Bonds uphold the promise of their issuer to return the face value of the security to the holder on
the agreed maturity date, while the issuer of stocks does not make such a promise.

• Treasury Bills – They are known to be the most risk-free investment because of being fully
backed up by the government. They are a means for the government to generate revenue from
the general public.

• Corporate Bonds - It is a type of debt that a firm issues to raise funds. The risk is based on
the financial stability and performance of the company issuing the bonds, because if the firm
goes bankrupt, it may be unable to repay the bond's value or provide any return on investment.

• Preferred Stocks - In the case of liquidation, preferred investors have a stronger claim on
assets and distributions than common stockholders, but less than bondholders.

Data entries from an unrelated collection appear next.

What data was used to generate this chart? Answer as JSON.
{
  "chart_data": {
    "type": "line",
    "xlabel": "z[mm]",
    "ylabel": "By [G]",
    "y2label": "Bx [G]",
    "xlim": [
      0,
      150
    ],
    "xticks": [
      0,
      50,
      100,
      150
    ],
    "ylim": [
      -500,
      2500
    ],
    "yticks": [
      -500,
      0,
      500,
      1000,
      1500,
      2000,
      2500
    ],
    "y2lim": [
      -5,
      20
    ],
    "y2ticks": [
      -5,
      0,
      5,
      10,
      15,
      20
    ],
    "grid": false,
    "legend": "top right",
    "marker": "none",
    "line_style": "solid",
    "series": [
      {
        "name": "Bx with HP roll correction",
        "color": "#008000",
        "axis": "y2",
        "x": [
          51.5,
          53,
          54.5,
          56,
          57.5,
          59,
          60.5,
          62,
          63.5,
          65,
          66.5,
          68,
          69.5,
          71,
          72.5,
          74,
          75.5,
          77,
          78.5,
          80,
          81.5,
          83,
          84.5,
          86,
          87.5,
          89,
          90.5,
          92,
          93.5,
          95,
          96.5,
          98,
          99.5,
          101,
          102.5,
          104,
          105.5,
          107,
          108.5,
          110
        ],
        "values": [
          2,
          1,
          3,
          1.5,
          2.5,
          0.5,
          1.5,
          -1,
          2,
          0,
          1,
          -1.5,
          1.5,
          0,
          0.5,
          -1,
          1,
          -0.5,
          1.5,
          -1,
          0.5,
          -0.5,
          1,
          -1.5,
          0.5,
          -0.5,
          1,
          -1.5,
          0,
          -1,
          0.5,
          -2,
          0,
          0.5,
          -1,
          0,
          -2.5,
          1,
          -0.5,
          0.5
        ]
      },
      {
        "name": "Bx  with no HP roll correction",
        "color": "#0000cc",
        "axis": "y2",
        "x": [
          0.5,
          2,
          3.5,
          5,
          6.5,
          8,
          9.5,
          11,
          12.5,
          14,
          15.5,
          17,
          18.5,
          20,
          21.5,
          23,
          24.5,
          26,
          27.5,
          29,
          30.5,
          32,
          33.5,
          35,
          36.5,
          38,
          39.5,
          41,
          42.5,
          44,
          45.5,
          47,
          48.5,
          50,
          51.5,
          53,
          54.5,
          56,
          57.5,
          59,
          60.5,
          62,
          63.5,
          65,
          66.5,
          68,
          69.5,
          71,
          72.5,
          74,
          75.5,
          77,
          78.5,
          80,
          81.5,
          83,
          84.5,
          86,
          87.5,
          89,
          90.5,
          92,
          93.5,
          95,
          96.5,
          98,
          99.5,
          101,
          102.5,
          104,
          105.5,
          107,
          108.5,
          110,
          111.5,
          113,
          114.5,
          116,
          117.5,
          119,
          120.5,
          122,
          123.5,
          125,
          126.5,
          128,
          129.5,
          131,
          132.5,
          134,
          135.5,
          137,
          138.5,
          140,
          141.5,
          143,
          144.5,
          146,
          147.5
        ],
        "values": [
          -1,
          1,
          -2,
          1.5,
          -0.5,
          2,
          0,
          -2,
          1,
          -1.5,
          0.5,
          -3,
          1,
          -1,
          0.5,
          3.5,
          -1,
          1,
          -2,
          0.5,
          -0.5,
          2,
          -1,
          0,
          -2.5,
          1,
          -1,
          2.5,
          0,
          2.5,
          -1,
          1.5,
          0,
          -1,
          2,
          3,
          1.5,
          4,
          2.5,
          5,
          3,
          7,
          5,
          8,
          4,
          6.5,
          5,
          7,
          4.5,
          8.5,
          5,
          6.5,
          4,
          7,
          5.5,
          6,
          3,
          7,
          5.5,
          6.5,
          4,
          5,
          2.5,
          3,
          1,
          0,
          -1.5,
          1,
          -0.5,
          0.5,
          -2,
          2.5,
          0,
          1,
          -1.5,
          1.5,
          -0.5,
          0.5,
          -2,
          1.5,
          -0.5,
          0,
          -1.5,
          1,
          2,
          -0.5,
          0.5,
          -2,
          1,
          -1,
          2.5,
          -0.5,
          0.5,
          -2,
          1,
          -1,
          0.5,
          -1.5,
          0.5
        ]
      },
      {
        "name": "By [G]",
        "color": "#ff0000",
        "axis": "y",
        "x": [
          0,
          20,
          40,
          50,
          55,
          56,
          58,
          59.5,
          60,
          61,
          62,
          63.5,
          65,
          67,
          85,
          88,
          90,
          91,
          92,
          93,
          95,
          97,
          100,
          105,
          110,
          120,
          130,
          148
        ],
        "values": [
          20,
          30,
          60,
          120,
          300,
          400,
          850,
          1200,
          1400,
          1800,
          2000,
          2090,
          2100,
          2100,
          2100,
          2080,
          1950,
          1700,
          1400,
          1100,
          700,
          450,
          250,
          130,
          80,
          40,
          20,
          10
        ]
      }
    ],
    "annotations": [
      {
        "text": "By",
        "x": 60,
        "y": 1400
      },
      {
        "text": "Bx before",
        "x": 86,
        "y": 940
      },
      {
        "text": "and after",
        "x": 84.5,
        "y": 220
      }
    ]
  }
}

• Common Stocks – It represents a company's equity ownership. The risk of owning common
stock is that any anticipated profit, as well as the money paid for the shares, could be lost if the
share price falls below the initial price.

Asset-backed securities are backed by assets such as loans, receivables, and leases,
whilst mortgage-backed securities are backed by mortgages. In ABS, the investor receives all
interest and principal payments, but he or she also undertakes all risk associated with the
underlying assets. Investing in MBS is only as safe as the mortgage loans that back it up.

As stated in the Efficient Market Hypothesis (EMH) stocks always sell at their fair market
value on exchanges, making it impossible for investors to buy low stocks or sell for inflated
prices. Once new information enters the market, it is immediately deliberated in stock prices.
Therefore, technical analysis and fundamental research can't assist an investor to outperform a
portfolio of randomly chosen stocks.